Sam’s Club net sales were $13.3 billion in the
quarter, up 2.7 percent from the prior year. Operating
income in the quarter was $390 million, up 6.3
percent. Sam’s Club comp-store sales without fuel
were up in the quarter by 5.7 percent.

The economy continues to weigh on Walmart
U.S. customers, and Mike Duke, Wal-Mart Stores
president/CEO said the company are continuing a
strategy of investing in low prices for the holidays.

“Beyond everyday low price, Walmart U.S. has
a number of additional programs in place for the fourth quarter, including the Christmas price guarantee,
holiday layaway services and free online shipping
options,” said Duke.

Walmart U.S. said that comp sales were driven by
an increase in average ticket, partially offset by a decline
in traffic versus last year, but that hardlines was
one of the categories that had positive comps during
the quarter.

For Sam’s Club, comparable traffic and ticket, excluding
fuel, were both higher than the comparable
period last year and increased for both Business and
Advantage members for the 13-week period.

Target

reported higher net sales and net earnings
for its fiscal third quarter ended Oct. 30. The retailer
reported net earnings of $555 million for the quarter,
compared with $535 million in last year’s fiscal third
quarter.
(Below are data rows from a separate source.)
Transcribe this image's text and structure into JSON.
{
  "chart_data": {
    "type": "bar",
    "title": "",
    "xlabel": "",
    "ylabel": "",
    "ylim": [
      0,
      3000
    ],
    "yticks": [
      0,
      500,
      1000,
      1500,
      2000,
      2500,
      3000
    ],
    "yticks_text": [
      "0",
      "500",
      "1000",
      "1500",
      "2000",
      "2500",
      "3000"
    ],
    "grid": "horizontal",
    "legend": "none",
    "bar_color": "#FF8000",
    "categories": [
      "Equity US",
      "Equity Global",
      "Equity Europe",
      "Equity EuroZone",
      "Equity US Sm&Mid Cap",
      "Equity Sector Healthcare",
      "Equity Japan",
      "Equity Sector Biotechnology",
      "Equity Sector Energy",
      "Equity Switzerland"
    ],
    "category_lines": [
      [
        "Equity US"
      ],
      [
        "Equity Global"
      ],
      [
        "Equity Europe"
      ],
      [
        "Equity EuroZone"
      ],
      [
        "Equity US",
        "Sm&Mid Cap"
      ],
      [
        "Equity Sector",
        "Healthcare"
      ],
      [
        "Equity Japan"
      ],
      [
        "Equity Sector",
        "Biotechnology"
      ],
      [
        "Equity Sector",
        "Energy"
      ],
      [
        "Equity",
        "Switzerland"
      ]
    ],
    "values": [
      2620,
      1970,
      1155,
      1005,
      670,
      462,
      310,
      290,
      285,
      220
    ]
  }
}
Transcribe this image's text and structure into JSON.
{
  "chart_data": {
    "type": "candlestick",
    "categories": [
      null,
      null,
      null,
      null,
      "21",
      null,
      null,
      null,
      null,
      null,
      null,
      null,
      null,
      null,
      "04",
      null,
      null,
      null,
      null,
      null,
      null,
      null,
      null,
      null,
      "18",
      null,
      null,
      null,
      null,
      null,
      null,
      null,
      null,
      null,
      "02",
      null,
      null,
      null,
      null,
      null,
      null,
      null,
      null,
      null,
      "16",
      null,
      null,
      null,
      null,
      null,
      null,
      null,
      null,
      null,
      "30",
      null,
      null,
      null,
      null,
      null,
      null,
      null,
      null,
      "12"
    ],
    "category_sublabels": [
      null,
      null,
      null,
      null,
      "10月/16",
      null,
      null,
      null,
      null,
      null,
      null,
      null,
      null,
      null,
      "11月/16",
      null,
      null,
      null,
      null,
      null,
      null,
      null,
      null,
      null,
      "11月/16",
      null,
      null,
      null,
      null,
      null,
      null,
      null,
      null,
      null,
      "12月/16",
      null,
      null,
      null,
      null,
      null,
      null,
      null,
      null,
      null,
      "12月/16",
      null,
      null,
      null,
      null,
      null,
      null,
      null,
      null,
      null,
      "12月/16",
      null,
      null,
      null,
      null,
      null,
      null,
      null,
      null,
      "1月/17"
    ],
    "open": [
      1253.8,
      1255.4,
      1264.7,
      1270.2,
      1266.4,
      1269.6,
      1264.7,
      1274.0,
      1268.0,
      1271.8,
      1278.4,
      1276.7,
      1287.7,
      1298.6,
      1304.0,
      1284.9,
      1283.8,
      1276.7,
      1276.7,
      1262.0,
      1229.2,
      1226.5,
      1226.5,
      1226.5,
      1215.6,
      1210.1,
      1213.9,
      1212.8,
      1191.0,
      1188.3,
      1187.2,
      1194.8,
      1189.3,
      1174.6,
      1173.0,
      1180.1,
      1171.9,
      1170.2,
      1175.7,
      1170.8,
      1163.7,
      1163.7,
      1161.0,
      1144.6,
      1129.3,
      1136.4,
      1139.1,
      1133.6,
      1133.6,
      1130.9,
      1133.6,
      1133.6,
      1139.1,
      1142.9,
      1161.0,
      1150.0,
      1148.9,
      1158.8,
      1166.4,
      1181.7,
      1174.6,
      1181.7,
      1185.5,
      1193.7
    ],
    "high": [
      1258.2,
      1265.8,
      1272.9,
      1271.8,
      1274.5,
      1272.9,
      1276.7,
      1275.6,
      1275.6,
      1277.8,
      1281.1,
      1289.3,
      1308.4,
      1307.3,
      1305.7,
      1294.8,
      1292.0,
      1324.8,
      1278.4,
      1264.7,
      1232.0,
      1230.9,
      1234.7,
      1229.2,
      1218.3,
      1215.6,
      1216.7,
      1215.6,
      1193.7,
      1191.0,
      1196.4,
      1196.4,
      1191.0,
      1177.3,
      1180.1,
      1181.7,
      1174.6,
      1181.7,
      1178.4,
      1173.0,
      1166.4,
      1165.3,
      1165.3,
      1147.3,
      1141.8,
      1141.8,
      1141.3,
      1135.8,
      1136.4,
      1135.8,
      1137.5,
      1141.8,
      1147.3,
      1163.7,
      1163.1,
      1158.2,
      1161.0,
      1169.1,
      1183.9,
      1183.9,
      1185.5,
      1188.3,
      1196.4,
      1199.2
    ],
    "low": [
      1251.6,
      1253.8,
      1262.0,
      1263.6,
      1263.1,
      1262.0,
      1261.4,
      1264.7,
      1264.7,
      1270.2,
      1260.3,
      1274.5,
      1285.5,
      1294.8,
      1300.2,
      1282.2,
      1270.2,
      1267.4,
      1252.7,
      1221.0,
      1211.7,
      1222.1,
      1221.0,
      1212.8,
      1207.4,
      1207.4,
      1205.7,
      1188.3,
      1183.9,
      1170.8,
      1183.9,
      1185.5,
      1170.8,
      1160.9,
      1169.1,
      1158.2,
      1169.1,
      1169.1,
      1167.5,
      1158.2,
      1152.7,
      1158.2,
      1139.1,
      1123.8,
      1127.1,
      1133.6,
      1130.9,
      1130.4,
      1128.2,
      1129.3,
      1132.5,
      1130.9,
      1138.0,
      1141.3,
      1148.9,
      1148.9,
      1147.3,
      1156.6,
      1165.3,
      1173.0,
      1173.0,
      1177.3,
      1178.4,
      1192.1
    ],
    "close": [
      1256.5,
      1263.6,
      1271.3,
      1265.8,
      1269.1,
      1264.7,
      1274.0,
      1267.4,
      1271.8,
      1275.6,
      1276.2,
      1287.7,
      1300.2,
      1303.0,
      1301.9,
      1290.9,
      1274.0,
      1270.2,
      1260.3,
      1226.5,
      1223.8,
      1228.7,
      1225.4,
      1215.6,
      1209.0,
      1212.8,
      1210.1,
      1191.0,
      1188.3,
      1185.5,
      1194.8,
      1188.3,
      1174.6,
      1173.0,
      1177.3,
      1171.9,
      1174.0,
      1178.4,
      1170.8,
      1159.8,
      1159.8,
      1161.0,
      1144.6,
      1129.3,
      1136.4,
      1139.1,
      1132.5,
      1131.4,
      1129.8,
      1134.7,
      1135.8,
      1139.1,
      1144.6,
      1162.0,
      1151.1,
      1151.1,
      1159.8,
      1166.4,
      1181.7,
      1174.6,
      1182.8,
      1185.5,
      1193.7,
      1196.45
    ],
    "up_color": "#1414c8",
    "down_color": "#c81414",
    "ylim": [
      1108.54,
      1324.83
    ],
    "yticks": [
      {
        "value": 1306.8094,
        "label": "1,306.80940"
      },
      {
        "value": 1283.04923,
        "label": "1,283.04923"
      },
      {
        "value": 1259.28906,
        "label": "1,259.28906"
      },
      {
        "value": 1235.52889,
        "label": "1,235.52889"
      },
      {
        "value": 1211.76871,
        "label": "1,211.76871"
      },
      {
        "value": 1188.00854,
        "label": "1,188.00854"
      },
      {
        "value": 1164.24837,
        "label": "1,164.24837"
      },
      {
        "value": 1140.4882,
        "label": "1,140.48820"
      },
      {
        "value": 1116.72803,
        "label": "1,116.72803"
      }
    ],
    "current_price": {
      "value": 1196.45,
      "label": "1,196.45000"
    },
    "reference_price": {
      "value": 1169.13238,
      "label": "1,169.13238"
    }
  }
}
Net sales were $16.1 billion up 5.4 percent
from the prior year’s $15.2 billion.

For the U.S. retail segment, as Target first reported
in its sales release on Nov. 3, 2011, Target’s compstore
sales grew 4.3 percent. Segment earnings before
interest expense and income taxes (EBIT) were
$931 million in the third quarter of 2011, an increase
of 14.1 percent from $816 million in 2010.

Staples

reported higher company sales and net
income for the fiscal third quarter, ended Oct. 29. Total
company sales for the third quarter increased 0.5
percent to $6.6 billion compared with the prior year’s
third quarter.

Net income for the quarter increased 13 percent
year over year to $326 million.

North American retail segment sales were flat at
$2.7 billion compared with the third quarter of 2010.
Third-quarter 2011 comp-store sales declined 1 percent
year on year, reflecting a 1 percent decrease in
customer traffic and flat average order size.

Operating income rate increased 12 basis points to
10.7 percent compared with the third quarter of 2010.
This primarily reflects improved product margins, partially
offset by increased labor expense and investments
in growth initiatives.

The Home Depot

reported net earnings of $934
million, compared with net earnings of $834 million
in the same period of fiscal 2010. Sales for the third
quarter totaled $17.3 billion, a 4.4 percent increase
from the third quarter of fiscal 2010.

Comp-store sales for the third quarter of fiscal 2011
were positive 4.2 percent, and comp sales for U.S.
stores were positive 3.8 percent.

“Our third quarter was driven by strength in our core
categories and stormrelated
sales as well
as strong operating
performance,” said
Frank Blake, chairman
and CEO.

Sears Holdings

reported a steeper
net loss and slightly
lower sales in its
fiscal third quarter
ended Oct. 29. The
net loss attributed
to Sears Holdings’
shareholders in the
quarter was $421 million,
more than $200
million more than its
$218 million loss in last year’s fiscal third quarter.

Revenues were $9.6 billion, down slightly from
revenues of $9.7 billion in the prior year’s fiscal third
quarter.

The decline in total revenue for the quarter was primarily
a result of a 0.8 percent decrease in domestic
comp-store sales and the effect of having fewer Kmart
and Sears full-line stores in operation.

The domestic comp-store sales decrease included
declines of 0.9 percent at Kmart and 0.7 percent at
Sears Domestic.

Decreases in sales for the quarter at Sears Domestic
were primarily driven by appliances and consumer
electronics, the company said.

Beginning with the first quarter of 2011, the company
now includes in comp-stores sales online sales
from

Sears.com

and

Kmart.com

shipped directly to
customers. These online sales increased 19 percent
over last year and the change resulted in a positive
benefit of approximately 40 basis points to total domestic
comparable sales for the third quarter.